Sztab Trumpa domaga się przeprosin od Clinton za jej uwagi o „rasistowskich, homofobicznych” zwolennikach kandydata GOP
Nowy temat kampanii w USA to uwagi na temat zwolenników Donalda Trumpa, które Hillary Clinton wygłosiła na spotkaniu/fundraiserze w Nowym Jorku. W trakcie piątkowego przemówienia kandydatka Demokratów stwierdziła, że „połowa zwolenników Trumpa należy do „basket of deplorables” – są homofobami, rasistami, ksenofobami, islamofobami, seksistami”
Trump rano na Twitterze napisał, że Clinton obraziła „ciężko pracujących Amerykanów”
Wow, Hillary Clinton was SO INSULTING to my supporters, millions of amazing, hard working people. I think it will cost her at the Polls!

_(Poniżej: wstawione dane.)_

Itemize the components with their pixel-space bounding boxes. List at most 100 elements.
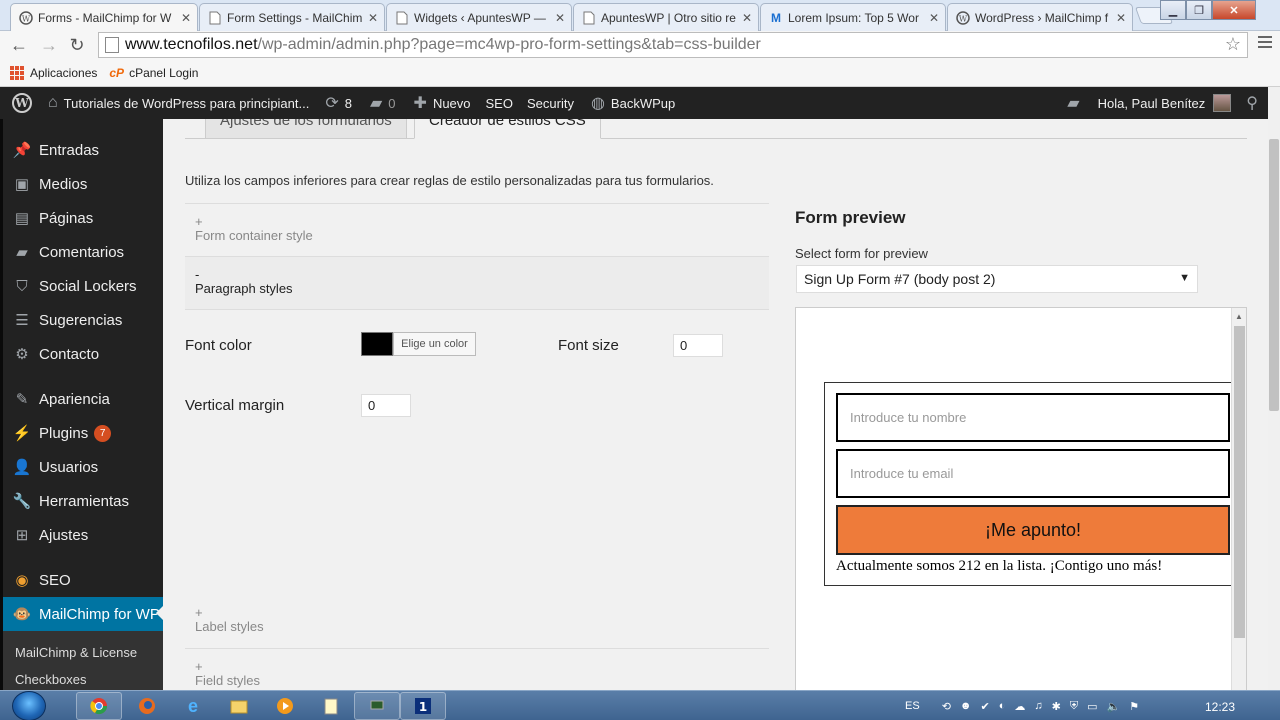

— Donald J. Trump (@realDonaldTrump) September 10, 2016
Prawica w USA od kilku godzin intensywnie promuje ten temat, który jest teraz porównywany do uwag Romneya o „47% Amerykanów” z 2012 roku i wpadce Obamy z 2008, gdy nazwał niektórych mieszkańców Pensylwanii „zgorzkniałymi ludźmi, którzy desperacko trzymają się broni i religii”. Sztab Clinton ma problem na starcie kolejnego weekendu kampanii.